Pedro deu uma sonora risada que, em seguida, se misturou com sua tosse característica e um menear de cabeça que, de forma alguma, escondia o riso solto.

– Qual é? Só falta dizer que o galo vai cantar três vezes – e deu mais umas boas risadas, agora acompanhada pelo amigo que batia a palma da mão no lado do barco, já gargalhando.

Foi então que, naquela mesma madrugada, Pedro ouviu chamar. Levantou, acendeu o lampião, esfregou os olhos. De novo ouviu o seu nome:

– Pedro!

Segurou a chama acima dos ombros e foi até a porta, quando ouviu mais uma vez o seu nome. Embora não reconhecesse a voz com nitidez, sabia que só podia ser uma pessoa.

Calçou alguma coisa e saiu com o lampião.
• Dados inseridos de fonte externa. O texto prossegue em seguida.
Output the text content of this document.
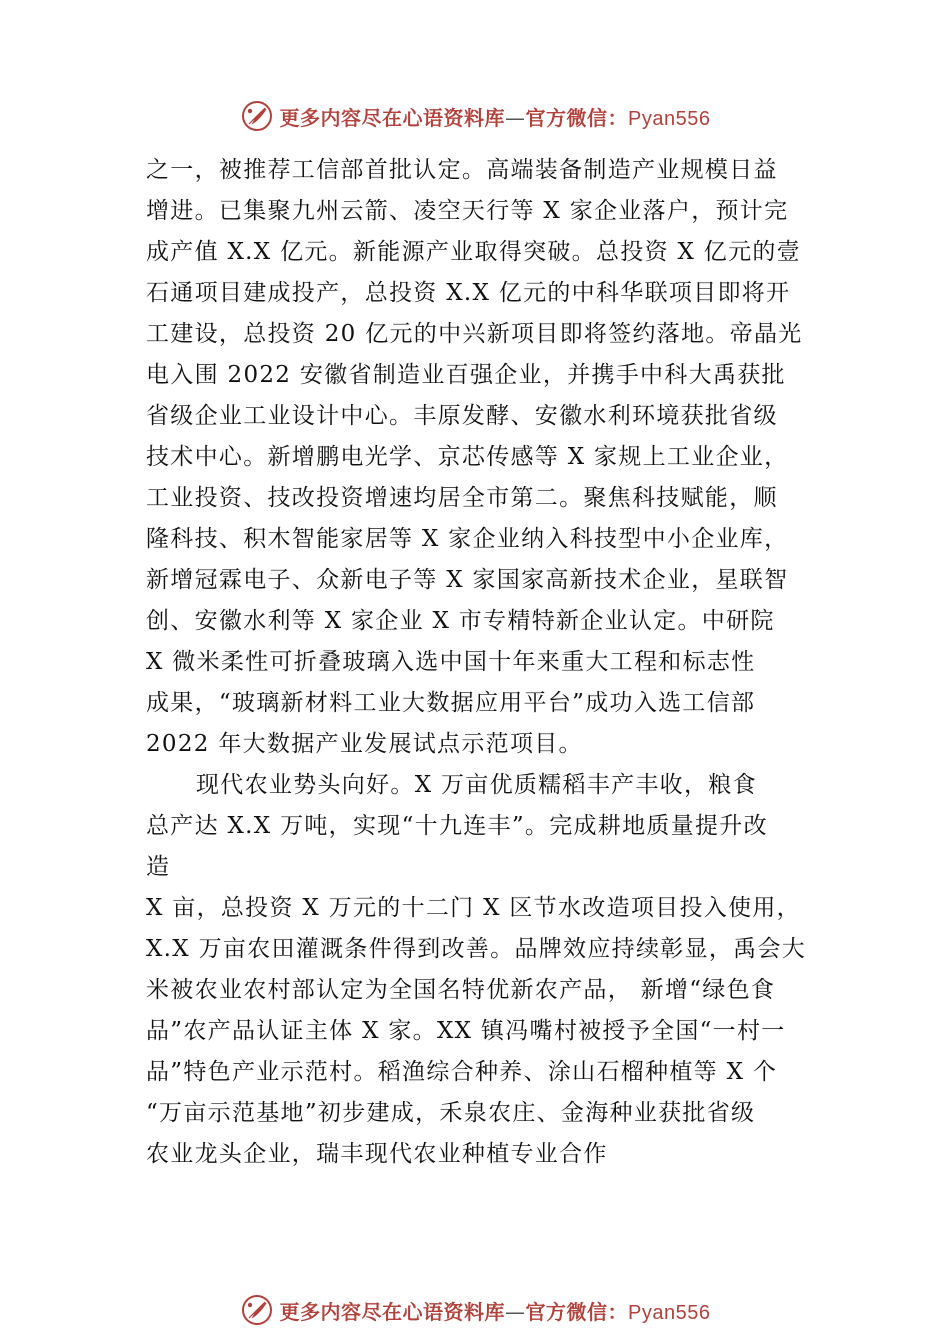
更多内容尽在心语资料库—官方微信：Pyan556
之一，被推荐工信部首批认定。高端装备制造产业规模日益
增进。已集聚九州云箭、凌空天行等 X 家企业落户，预计完
成产值 X.X 亿元。新能源产业取得突破。总投资 X 亿元的壹
石通项目建成投产，总投资 X.X 亿元的中科华联项目即将开
工建设，总投资 20 亿元的中兴新项目即将签约落地。帝晶光
电入围 2022 安徽省制造业百强企业，并携手中科大禹获批
省级企业工业设计中心。丰原发酵、安徽水利环境获批省级
技术中心。新增鹏电光学、京芯传感等 X 家规上工业企业，
工业投资、技改投资增速均居全市第二。聚焦科技赋能，顺
隆科技、积木智能家居等 X 家企业纳入科技型中小企业库，
新增冠霖电子、众新电子等 X 家国家高新技术企业，星联智
创、安徽水利等 X 家企业 X 市专精特新企业认定。中研院
X 微米柔性可折叠玻璃入选中国十年来重大工程和标志性
成果，“玻璃新材料工业大数据应用平台”成功入选工信部
2022 年大数据产业发展试点示范项目。
现代农业势头向好。X 万亩优质糯稻丰产丰收，粮食
总产达 X.X 万吨，实现“十九连丰”。完成耕地质量提升改
造
X 亩，总投资 X 万元的十二门 X 区节水改造项目投入使用，
X.X 万亩农田灌溉条件得到改善。品牌效应持续彰显，禹会大
米被农业农村部认定为全国名特优新农产品， 新增“绿色食
品”农产品认证主体 X 家。XX 镇冯嘴村被授予全国“一村一
品”特色产业示范村。稻渔综合种养、涂山石榴种植等 X 个
“万亩示范基地”初步建成，禾泉农庄、金海种业获批省级
农业龙头企业，瑞丰现代农业种植专业合作
更多内容尽在心语资料库—官方微信：Pyan556
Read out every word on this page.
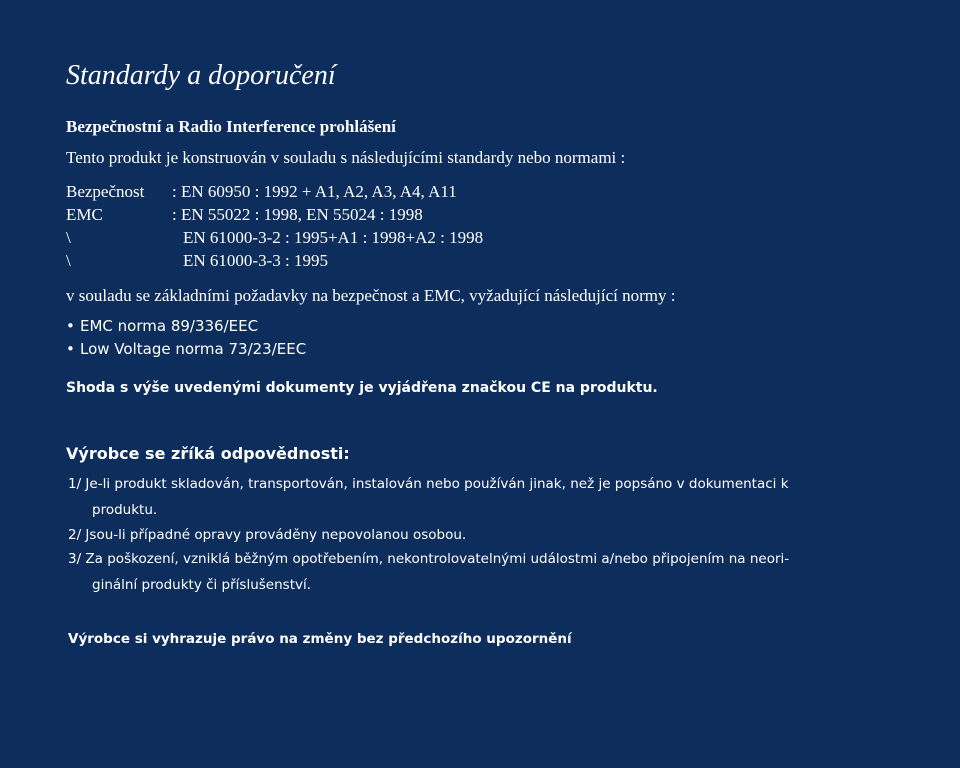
Standardy a doporučení
Bezpečnostní a Radio Interference prohlášení
Tento produkt je konstruován v souladu s následujícími standardy nebo normami :
Bezpečnost : EN 60950 : 1992 + A1, A2, A3, A4, A11
EMC	: EN 55022 : 1998, EN 55024 : 1998
\	EN 61000-3-2 : 1995+A1 : 1998+A2 : 1998
\	EN 61000-3-3 : 1995
v souladu se základními požadavky na bezpečnost a EMC, vyžadující následující normy :
• EMC norma 89/336/EEC
• Low Voltage norma 73/23/EEC
Shoda s výše uvedenými dokumenty je vyjádřena značkou CE na produktu.
Výrobce se zříká odpovědnosti:
1/ Je-li produkt skladován, transportován, instalován nebo používán jinak, než je popsáno v dokumentaci k
produktu.
2/ Jsou-li případné opravy prováděny nepovolanou osobou.
3/ Za poškození, vzniklá běžným opotřebením, nekontrolovatelnými událostmi a/nebo připojením na neori-
ginální produkty či příslušenství.
Výrobce si vyhrazuje právo na změny bez předchozího upozornění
O dia nascia com uma espada de raios de sol que transpassava as nuvens e trazia a bruma da manhã até o chão, num tom âmbar brilhante, esfumaçando o capinzal.

Alguma coisa estava diferente na casa do amigo e aquilo o assustava. Ele chamou por Jesus, sem resposta. Entrou, procurou nos poucos cômodos da casa, vasculhando os cantos. Chamou de novo já sem vontade, quase que sem voz. Então, abriu as janelas e a claridade ainda tênue do dia também não bastou pra desvendar o que ele ansiava.

Foi até a oficina e depois aos arredores da casa, circundando a construção. Agora ele só lembrava das palavras do amigo: Que o mar é enorme; que ninguém vai me achar. Até que, de súbito, seu coração deu um pulo e ele percebeu que o barco não estava mais lá. Tinha desaparecido.

Sem forças, Pedro caiu de joelhos.

Encolhido no chão sobre as pernas e o cotovelo, deixou-se abraçar pela terra seca. Ficou assim por um tempo desmedido, até que fechou todas as portas e janelas e retornou à sua casa.

Parado na soleira da porta, custava-lhe reconhecer a sua própria habitação. Não tinha sequer a certeza de que entraria.

Nesse momento o galo cantou.




No jornal da tevê o homem lamenta a morte do seu melhor amigo, de nome Jesus. Ao final da matéria, ele diz que escolhe sempre pensar que o amigo, simplesmente, saiu pelos mares, a bordo do barco que construiu durante toda a vida. E finaliza, dizendo ao repórter que prefere pensar assim do que admitir que o grande amigo morreu de Covid, sozinho, num hospital. “Pois isso é muito triste”, disse.

Eu então quis contar essa história de um outro jeito.